Scythe & Sparrow (The Ruinous Love Trilogy, #3)(9)
I shrug and give José a smile, but when I sniffle, his expression draws tight with regret. “Yeah, it’s cool. I get it,” I say as I clear my throat and push myself up a little higher, trying not to wince when my leg jostles in the foam block that keeps it suspended off the mattress. “I’ll be fine. I’ll catch up when I can.”
José gives me a smile, one that doesn’t quite reach his eyes. They might even be a little glassy, and that splits the cracks in my heart even wider. “Jim set your RV up at the Prairie Princess Campground just outside of town.”
“Sounds like a classy joint,” I deadpan.
“There’s a hookup there but we filled the generator with gas, just in case.”
I nod, unwilling to trust my voice to make words.
José takes a breath, probably preparing to launch into the thousand reasons why this unexpected time off is a “good thing,” and how maybe I’m overdue for some time off, but he’s cut off when Dr. Kane strides into the room.
And oh holy fuck, but he’s ten times hotter than I remember from the first time we met. He’s so pretty that it almost shocks me out of the burning ache in my chest at the circus leaving me behind. At least until I realize I probably look about as appealing as a bag of dicks. I think it actually makes my leg hurt less just to look at him with all his doctory seriousness and his stethoscope and his ridiculous good looks. His rich brown hair is swept into place. His sapphire eyes catch the afternoon sun that filters through the blinds. No activewear today, but I can still make out the athletic build beneath his white coat and pressed blue shirt and camel-colored pants. He glances from the tablet he clutches to me, then to José, then to José’s hand where it rests on my ankle.
His eyes narrow for just a heartbeat before his expression smooths. “I’m sorry to interrupt. I’m Dr. Kane,” he says as he extends a hand to José.
“José Silveria. Thank you for taking such good care of my Rose.” Dr. Kane’s expression is unreadable as he gives José a single nod. But José? I already know what he’s about to say. The delight is written all over his face. “Rose is my peque?o gorrión. My little sparrow. One of my best performers.”
“At the circus,” I say flatly. “I work at the circus.”
“Oh. That’s—”
“Tell me, are you married, Dr. Kane?”
I suppress a groan. Dr. Kane clears his throat, clearly thrown off, though I find it hard to believe he hasn’t heard overbearing questions like this before. “To my work,” he answers.
José chuckles and shakes his head. “I know how that goes. I used to be the same.”
“You’re still the same,” I say. “Speaking of which, don’t you have somewhere to be? You should be getting out of here or you’ll be setting up in the dark tonight.”
Part of me doesn’t want him to go. I wish more than anything that he’d pull up a seat and tell me stories of his younger years growing up in the circus, how he inherited a dying show and made it into a spectacle. I wish he’d tell me a lullaby of memories. That I’d wake up in my own bed, and that the last few days were nothing more than a dream that will be forgotten. But I also want to rip the Band-Aid from the wound. The longer José stays, the more likely I am to feel it, that hole in my chest that I don’t think will ever truly be filled, no matter how much I try to shore up its crumbling edges.
There’s not much I can get past José. He pushes between Dr. Kane and the bed to come to my side and press a kiss to my cheek. When he straightens, his eyes soften, the wrinkles that fan from their corners deepening with his smile. My nose stings, but I force the rising tears into submission. “Take care of yourself, peque?o gorrión. Give yourself some time. As much as you need.” I give him a jerk of a nod, and then José turns, extending a hand to Dr. Kane. “Thank you for your help, Dr. Kane.”

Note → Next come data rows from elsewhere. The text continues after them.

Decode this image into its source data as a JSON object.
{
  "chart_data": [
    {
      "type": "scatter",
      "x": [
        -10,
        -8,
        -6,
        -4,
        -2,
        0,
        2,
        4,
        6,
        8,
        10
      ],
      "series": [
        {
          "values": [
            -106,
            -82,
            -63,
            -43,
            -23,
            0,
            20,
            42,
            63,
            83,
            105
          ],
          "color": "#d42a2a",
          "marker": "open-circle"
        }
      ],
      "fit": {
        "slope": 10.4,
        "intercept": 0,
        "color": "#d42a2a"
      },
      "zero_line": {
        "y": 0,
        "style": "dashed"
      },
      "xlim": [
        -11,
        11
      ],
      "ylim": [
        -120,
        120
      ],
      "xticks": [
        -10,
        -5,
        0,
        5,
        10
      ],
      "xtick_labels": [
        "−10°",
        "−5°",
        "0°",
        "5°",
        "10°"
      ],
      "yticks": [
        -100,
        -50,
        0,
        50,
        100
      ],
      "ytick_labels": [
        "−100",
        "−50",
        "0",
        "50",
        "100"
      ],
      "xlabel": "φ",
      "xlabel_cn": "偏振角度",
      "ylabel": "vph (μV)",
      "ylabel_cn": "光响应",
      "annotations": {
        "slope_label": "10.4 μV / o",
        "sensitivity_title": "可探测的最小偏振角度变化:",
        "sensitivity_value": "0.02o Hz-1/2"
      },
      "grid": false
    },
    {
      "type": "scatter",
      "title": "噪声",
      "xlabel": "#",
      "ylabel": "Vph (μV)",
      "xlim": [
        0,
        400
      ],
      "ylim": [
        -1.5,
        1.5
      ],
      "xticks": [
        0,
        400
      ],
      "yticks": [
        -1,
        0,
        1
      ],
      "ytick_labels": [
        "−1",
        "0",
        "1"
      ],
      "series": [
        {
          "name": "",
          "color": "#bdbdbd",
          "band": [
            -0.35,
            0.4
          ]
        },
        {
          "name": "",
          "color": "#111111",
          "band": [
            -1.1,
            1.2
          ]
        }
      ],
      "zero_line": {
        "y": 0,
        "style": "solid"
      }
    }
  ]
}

The doctor accepts the offered handshake, though he seems unsure, like he’s caught on José’s words. Before I can decode his expression, José draws him into a back-clapping hug. He whispers something to Dr. Kane, and the doctor’s eyes land on me, a blue that cuts through my layers to land somewhere deep and dark, where that hole seems to crumble a little more along its edges. Dr. Kane gives a slight nod in reply, then José gives him a final clap and lets him go. He turns at the threshold and gives me a wink. And then that’s it. José is gone, the wound left behind a little too fresh to cover beneath an apathetic mask.
Dr. Kane watches the door for a long moment, the tablet still clutched in his hands, his analytical stare locked on the space José just occupied. Then he turns to me, and the ache of abandonment I feel must linger in my face, because he immediately flashes me a smile that’s supposed to be reassuring but comes off as anything but.
“Is my leg going to fall off, Doc?”
A crease appears between his brows. “What? No.”
“You look like you’re going to tell me it’s rotting and about to fall off.”
“It’s going to be fine,” he says, nodding to my leg where it’s splinted and suspended on a foam block. “We put pearls in it.”
“Pearls?” I snort a laugh. “You’re into pearling? No offense, but you don’t strike me as the type, Doc.”